Валавин, который изнывал от скуки и от погрузочно-разгрузочных авральных работ, даже помолодел, прикоснувшись к матчасти аэроплана.
Он установил плоскости, потом проверил, как закреплены тросы, и сказал одному из многих добровольных помощников на лебедке:
— Вира! Помалу! То есть вверх.
Когда тросы натянулись и самолетик уже готов был оторваться от палубы, он крикнул:
— Стоп! Еще раз обегу.
Он пошел вокруг аэроплана, внимательно оглядывая каждый микрон обшивки на крыле и фюзеляже, и нечаянно столкнулся с Бабушкиным.
— Извините! Не заметил.
— Это ничего, — отозвался Бабушкин. — Как дела?
— Сейчас поедем. Все готово.
Бабушкин заговорил шепотом, оглядываясь на любителей авиации:
— Нам сейчас никак нельзя ударить лицом в грязь. Малейшая ошибка — и серьезное, важное дело будет скомпрометировано.
— Вас понял, — отозвался Валавин также шепотом.
Когда гидроплан опустили на лед судовой паровой лебедкой, Валавин вытер измазанные руки о снег и успел поймать нижнюю плоскость, удерживая машину от раскачивания.
Нагретый мотор довольно легко запустился. Потом Бабушкин хорошенько прогрел его и дал газ, поднялся искрящийся на солнце снежный поток.
Гидроплан соскользнул со льдины на разводье и уже с открытой воды произвел взлет.
Через некоторое время самолетик растворился в желтоватом небе.
Через полчаса послышался гул, и вот гидроплан уже сидел позади «Челюскина» на воде и его слегка покачивало на волне, как чайку.
— Сейчас, возможно, подплывет на шлюпке и капитан для ледовой разведки, — сказал Бабушкин Валавину. — Если, конечно, захочет.
— Может, боится?
— Да как же тут не бояться? — улыбнулся Бабушкин. — Техника ненадежная. А у него на глазах Иванов гробанулся, да и мы в Мурманске малость опозорились. Все это не больно-то подняло престиж воздушного флота в его глазах.
Бабушкин и Валавин поглядели на «Челюскин» снизу вверх.
— Что ни говори, а до чего ж красив наш корабль! — сказал Бабушкин. — Есть в нем величие.
— Вот спустили шлюпку. Плывут к нам, — сказал Валавин. — В летном обмундировании капитана и не узнать. Видите, он стоит в шлюпке?

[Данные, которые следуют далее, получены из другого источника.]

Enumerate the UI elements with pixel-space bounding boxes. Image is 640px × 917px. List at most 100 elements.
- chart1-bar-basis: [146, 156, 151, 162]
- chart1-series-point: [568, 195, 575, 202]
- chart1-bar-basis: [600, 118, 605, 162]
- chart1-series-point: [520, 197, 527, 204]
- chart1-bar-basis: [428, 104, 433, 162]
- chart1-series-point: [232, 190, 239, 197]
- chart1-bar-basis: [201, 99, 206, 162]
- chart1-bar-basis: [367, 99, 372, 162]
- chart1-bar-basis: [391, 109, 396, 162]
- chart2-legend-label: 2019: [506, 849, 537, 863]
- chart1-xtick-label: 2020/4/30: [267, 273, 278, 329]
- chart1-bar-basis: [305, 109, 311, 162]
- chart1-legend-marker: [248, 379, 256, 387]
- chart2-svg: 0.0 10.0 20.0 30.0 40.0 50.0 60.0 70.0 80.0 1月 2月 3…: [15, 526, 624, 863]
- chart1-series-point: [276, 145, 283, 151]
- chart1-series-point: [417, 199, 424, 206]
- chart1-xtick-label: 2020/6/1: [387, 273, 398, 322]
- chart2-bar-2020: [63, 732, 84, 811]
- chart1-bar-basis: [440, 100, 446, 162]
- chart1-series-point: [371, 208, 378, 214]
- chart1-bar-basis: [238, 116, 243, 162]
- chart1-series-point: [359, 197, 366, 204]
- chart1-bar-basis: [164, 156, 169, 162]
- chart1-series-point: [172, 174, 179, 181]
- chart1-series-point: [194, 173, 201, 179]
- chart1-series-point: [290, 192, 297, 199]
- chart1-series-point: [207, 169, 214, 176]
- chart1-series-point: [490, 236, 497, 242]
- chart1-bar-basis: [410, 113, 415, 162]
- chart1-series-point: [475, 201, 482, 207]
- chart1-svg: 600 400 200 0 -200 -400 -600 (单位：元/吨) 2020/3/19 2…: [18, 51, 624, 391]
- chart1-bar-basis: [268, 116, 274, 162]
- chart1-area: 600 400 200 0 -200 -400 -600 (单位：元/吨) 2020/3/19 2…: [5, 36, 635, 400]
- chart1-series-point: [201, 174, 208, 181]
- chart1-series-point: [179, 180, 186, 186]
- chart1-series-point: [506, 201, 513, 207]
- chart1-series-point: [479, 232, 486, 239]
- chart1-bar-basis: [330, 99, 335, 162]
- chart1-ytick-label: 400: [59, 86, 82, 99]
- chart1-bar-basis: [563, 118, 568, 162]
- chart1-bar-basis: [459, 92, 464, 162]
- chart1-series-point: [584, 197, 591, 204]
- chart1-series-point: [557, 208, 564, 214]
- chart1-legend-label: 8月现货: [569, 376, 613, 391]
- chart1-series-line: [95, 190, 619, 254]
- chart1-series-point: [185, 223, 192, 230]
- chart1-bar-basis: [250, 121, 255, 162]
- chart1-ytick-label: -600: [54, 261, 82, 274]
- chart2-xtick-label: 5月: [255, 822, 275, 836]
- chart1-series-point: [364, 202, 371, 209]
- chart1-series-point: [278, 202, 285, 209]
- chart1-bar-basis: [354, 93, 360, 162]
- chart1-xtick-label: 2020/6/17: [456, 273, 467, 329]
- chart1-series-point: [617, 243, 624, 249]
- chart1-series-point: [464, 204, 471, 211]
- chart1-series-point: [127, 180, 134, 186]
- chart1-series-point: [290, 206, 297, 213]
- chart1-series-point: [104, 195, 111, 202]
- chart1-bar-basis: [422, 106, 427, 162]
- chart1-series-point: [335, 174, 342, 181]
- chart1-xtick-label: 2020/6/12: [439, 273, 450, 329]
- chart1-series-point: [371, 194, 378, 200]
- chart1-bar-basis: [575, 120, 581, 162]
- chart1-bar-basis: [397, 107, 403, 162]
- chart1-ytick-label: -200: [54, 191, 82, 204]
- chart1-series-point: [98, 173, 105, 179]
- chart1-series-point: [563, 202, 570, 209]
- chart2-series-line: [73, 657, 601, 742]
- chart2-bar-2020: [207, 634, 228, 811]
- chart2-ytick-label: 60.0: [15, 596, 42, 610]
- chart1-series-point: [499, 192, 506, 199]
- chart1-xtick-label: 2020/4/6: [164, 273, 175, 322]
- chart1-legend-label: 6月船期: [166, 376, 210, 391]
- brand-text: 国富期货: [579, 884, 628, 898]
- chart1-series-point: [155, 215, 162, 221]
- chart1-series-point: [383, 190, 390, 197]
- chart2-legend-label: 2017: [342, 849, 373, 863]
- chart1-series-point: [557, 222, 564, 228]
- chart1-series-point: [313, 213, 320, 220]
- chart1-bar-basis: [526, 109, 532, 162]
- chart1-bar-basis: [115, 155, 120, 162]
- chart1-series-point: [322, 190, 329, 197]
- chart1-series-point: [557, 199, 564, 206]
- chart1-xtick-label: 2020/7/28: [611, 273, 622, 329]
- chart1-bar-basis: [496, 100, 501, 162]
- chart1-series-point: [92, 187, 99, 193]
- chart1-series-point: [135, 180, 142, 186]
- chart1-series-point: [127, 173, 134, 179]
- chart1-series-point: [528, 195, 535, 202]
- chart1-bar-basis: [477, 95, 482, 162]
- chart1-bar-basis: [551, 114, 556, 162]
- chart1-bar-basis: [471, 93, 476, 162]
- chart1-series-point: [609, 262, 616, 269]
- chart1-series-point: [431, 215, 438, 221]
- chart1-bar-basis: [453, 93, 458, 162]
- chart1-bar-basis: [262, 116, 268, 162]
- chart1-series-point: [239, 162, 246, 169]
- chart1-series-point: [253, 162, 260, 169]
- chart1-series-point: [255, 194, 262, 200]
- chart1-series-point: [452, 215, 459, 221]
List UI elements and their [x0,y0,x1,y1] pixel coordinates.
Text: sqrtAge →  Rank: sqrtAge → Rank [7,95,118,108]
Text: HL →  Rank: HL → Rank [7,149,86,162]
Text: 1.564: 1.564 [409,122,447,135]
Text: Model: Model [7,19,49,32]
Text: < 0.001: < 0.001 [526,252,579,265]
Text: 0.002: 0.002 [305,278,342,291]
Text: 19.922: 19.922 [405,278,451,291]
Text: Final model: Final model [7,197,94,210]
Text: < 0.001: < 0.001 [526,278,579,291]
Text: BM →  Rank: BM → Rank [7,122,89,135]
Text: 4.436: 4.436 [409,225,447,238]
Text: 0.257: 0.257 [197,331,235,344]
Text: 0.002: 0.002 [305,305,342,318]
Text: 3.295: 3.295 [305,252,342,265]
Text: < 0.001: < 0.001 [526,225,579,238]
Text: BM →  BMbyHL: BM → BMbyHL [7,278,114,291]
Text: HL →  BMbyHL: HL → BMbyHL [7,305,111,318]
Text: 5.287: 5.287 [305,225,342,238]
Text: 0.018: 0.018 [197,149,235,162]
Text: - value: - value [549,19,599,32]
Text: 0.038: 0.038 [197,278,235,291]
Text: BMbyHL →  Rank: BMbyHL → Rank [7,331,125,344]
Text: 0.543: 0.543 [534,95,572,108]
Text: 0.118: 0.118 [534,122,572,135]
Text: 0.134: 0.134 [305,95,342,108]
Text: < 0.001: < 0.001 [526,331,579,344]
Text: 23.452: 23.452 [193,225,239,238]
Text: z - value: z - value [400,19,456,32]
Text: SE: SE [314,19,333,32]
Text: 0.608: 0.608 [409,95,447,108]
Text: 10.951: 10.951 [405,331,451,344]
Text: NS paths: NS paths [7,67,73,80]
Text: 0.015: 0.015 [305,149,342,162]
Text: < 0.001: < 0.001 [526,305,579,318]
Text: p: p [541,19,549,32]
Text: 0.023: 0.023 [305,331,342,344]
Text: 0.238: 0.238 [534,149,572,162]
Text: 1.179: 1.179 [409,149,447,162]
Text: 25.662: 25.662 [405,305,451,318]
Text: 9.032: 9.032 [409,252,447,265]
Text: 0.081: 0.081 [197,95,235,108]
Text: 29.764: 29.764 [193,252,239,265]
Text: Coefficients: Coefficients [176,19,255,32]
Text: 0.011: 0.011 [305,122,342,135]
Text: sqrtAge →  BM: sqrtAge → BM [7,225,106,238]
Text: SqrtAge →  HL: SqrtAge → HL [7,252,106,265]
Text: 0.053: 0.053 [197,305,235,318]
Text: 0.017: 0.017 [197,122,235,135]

— Вижу. Итак, нам надо показать товар лицом. Кто, как не Воронин, способен оценить прелести воздушной разведки. Если, конечно, все обойдется благополучно.
— Вас понял.
Подошла шлюпка. Воронин, одетый в меховой комбинезон, летный шлем и очки бабочкой, сдвинутые на лоб, со свертками карт под мышкой, перешагнул в лодку гидроплана и занял место рядом с Бабушкиным. Вид у него был озабоченный.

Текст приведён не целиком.